Social services


World Bank moving backwards on gender?

12 February 2010

An evaluation of the World Bank’s progress on gender suggests that the Bank may actually be going backwards in some areas.

The World Bank’s arms-length evaluation unit, the Independent Evaluation Group (IEG) conducted a review of Bank loans in 93 countries between 2002 and 2008, with case studies in 12 of these. They did not cover the Bank Group’s private sector lending from the International Finance Corporation which is due its own IEG gender evaluation “in the near future”.

 Compared to their 2001 evaluation (see Update 36), the IEG found that “gender integration into Bank support increased both in quantity and in scope” but “the implementation of the Bank’s gender policy, initially strong, weakened in the latter half of the evaluation period.” As a result, “the evaluation found a decline in the frequency of meaningful gender integration into [the Bank’s country assistance strategies.]”

This weakening of the Bank’s approach was caused by “insufficient steps to implement an accountability framework and set up a monitoring system,” the failure to properly integrate gender into high level decision-making, the absence of a results framework,  sporadic funding, and the ditching of an approach that tried to integrate gender into all Bank work in favour of one focussed on selected programmes.

The IEG is highly critical of this selective approach which “tended to diminish the relevance of the Bank’s gender policy.” They cite countries such as Bolivia and Pakistan, where the Bank identified only health and education projects as having important gender dimensions, meaning that other sectors, such as agriculture or municipal services could ignore gender without being in breach of Bank policies. This patchy approach is particularly worrying as “the evaluation found that in roughly 75 per cent of Bank operations, women … will participate less and benefit relatively less from project activities if the design does not mitigate such an impact.” In Benin, for example, the IEG found that a project in the cotton sector, where many women work, “did not address gender inequalities and could actually have resulted in strengthening unequal gender relations.”

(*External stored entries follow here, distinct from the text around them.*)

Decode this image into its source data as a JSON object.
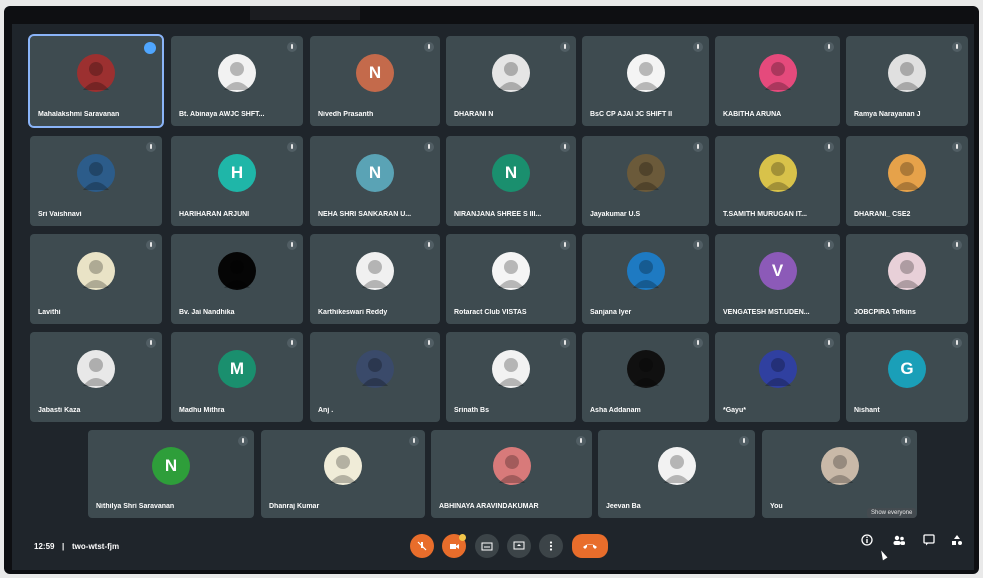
{
  "meeting": {
    "time": "12:59",
    "separator": "|",
    "code": "two-wtst-fjm"
  },
  "tooltip": {
    "text": "Show everyone"
  },
  "participants": [
    {
      "name": "Mahalakshmi Saravanan",
      "avatar": {
        "type": "photo",
        "color": "#9c3030"
      }
    },
    {
      "name": "Bt. Abinaya AWJC SHFT...",
      "avatar": {
        "type": "photo",
        "color": "#f2f2f2"
      }
    },
    {
      "name": "Nivedh Prasanth",
      "avatar": {
        "type": "letter",
        "letter": "N",
        "color": "#c46a4b"
      }
    },
    {
      "name": "DHARANI N",
      "avatar": {
        "type": "photo",
        "color": "#e5e5e5"
      }
    },
    {
      "name": "BsC CP AJAI JC SHIFT II",
      "avatar": {
        "type": "photo",
        "color": "#f4f4f4"
      }
    },
    {
      "name": "KABITHA ARUNA",
      "avatar": {
        "type": "photo",
        "color": "#e54a7c"
      }
    },
    {
      "name": "Ramya Narayanan J",
      "avatar": {
        "type": "photo",
        "color": "#e0e0e0"
      }
    },
    {
      "name": "Sri Vaishnavi",
      "avatar": {
        "type": "photo",
        "color": "#2c5c8a"
      }
    },
    {
      "name": "HARIHARAN ARJUNI",
      "avatar": {
        "type": "letter",
        "letter": "H",
        "color": "#1fb6a8"
      }
    },
    {
      "name": "NEHA SHRI SANKARAN U...",
      "avatar": {
        "type": "letter",
        "letter": "N",
        "color": "#5aa3b5"
      }
    },
    {
      "name": "NIRANJANA SHREE S III...",
      "avatar": {
        "type": "letter",
        "letter": "N",
        "color": "#1a8f6e"
      }
    },
    {
      "name": "Jayakumar U.S",
      "avatar": {
        "type": "photo",
        "color": "#6b5a3a"
      }
    },
    {
      "name": "T.SAMITH MURUGAN IT...",
      "avatar": {
        "type": "photo",
        "color": "#d8c24a"
      }
    },
    {
      "name": "DHARANI_ CSE2",
      "avatar": {
        "type": "photo",
        "color": "#e6a24a"
      }
    },
    {
      "name": "Lavithi",
      "avatar": {
        "type": "photo",
        "color": "#e9e3c6"
      }
    },
    {
      "name": "Bv. Jai Nandhika",
      "avatar": {
        "type": "photo",
        "color": "#050505"
      }
    },
    {
      "name": "Karthikeswari Reddy",
      "avatar": {
        "type": "photo",
        "color": "#f0f0f0"
      }
    },
    {
      "name": "Rotaract Club VISTAS",
      "avatar": {
        "type": "photo",
        "color": "#f5f5f5"
      }
    },
    {
      "name": "Sanjana Iyer",
      "avatar": {
        "type": "photo",
        "color": "#1e7ac2"
      }
    },
    {
      "name": "VENGATESH MST.UDEN...",
      "avatar": {
        "type": "letter",
        "letter": "V",
        "color": "#8c5ab8"
      }
    },
    {
      "name": "JOBCPIRA Tefkins",
      "avatar": {
        "type": "photo",
        "color": "#e8d0d8"
      }
    },
    {
      "name": "Jabasti Kaza",
      "avatar": {
        "type": "photo",
        "color": "#e8e8e8"
      }
    },
    {
      "name": "Madhu Mithra",
      "avatar": {
        "type": "letter",
        "letter": "M",
        "color": "#1a8f6e"
      }
    },
    {
      "name": "Anj .",
      "avatar": {
        "type": "photo",
        "color": "#3a4a6a"
      }
    },
    {
      "name": "Srinath Bs",
      "avatar": {
        "type": "photo",
        "color": "#f2f2f2"
      }
    },
    {
      "name": "Asha Addanam",
      "avatar": {
        "type": "photo",
        "color": "#101010"
      }
    },
    {
      "name": "*Gayu*",
      "avatar": {
        "type": "photo",
        "color": "#3040a0"
      }
    },
    {
      "name": "Nishant",
      "avatar": {
        "type": "letter",
        "letter": "G",
        "color": "#1a9fb8"
      }
    },
    {
      "name": "Nithilya Shri Saravanan",
      "avatar": {
        "type": "letter",
        "letter": "N",
        "color": "#2e9e3a"
      }
    },
    {
      "name": "Dhanraj Kumar",
      "avatar": {
        "type": "photo",
        "color": "#f0ecd8"
      }
    },
    {
      "name": "ABHINAYA ARAVINDAKUMAR",
      "avatar": {
        "type": "photo",
        "color": "#d87a7a"
      }
    },
    {
      "name": "Jeevan Ba",
      "avatar": {
        "type": "photo",
        "color": "#f2f2f2"
      }
    },
    {
      "name": "You",
      "avatar": {
        "type": "photo",
        "color": "#c9b9a8"
      }
    }
  ]
}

The IEG also found that, despite a commitment to have conducted country gender assessments in all Bank countries by 2005, to date only 48 had been completed – around half of the Bank programmes evaluated. Titi Soentoro of Manila-based independent IFI watchdog, the NGO Forum on the ADB, said, “this evaluation shows that the Bank does not have a serious commitment to address gender disparities and women’s inequality. The major problem is that the Bank’s gender policy goals are seen only as aspirations, not essential minimum requirements.”

Gender plan falls short

The Bank’s much criticised 2007 Gender Action Plan (GAP, see Update 57) should, according to the IEG, shoulder some of the blame for these problems as “the introduction of the GAP without appropriate policy foundations … had the effect of blurring the Bank’s overall gender policy.” A Bank paper prepared for donors at November’s IDA mid-term review showed the limited effectiveness of the GAP, which was supposed to integrate gender into the ‘economic’ sectors of labour, land and agriculture, private sector development and infrastructure. The paper found that, between 2006 and 2008, “gender coverage” in GAP sectors remained very low, only increasing from 33 to 41 per cent. 

The IEG recommended putting in place proper accountability, evaluation and monitoring frameworks, and “restoring a broader requirement for gender integration at the project level.” The Bank management’s response to the report agreed with many of the IEG’s recommendations;  proposals are due to come to the Board in the second quarter of this year, and a “GAP transition plan” is due in the fourth quarter. 

Elaine Zuckerman from US NGO Gender Action said “In addition to the problems of weak implementation, the Bank’s gender policy excludes development policy loans, notorious for conditionalities which harm most vulnerable groups including women, although these compose an increasing proportion of total Bank loans.”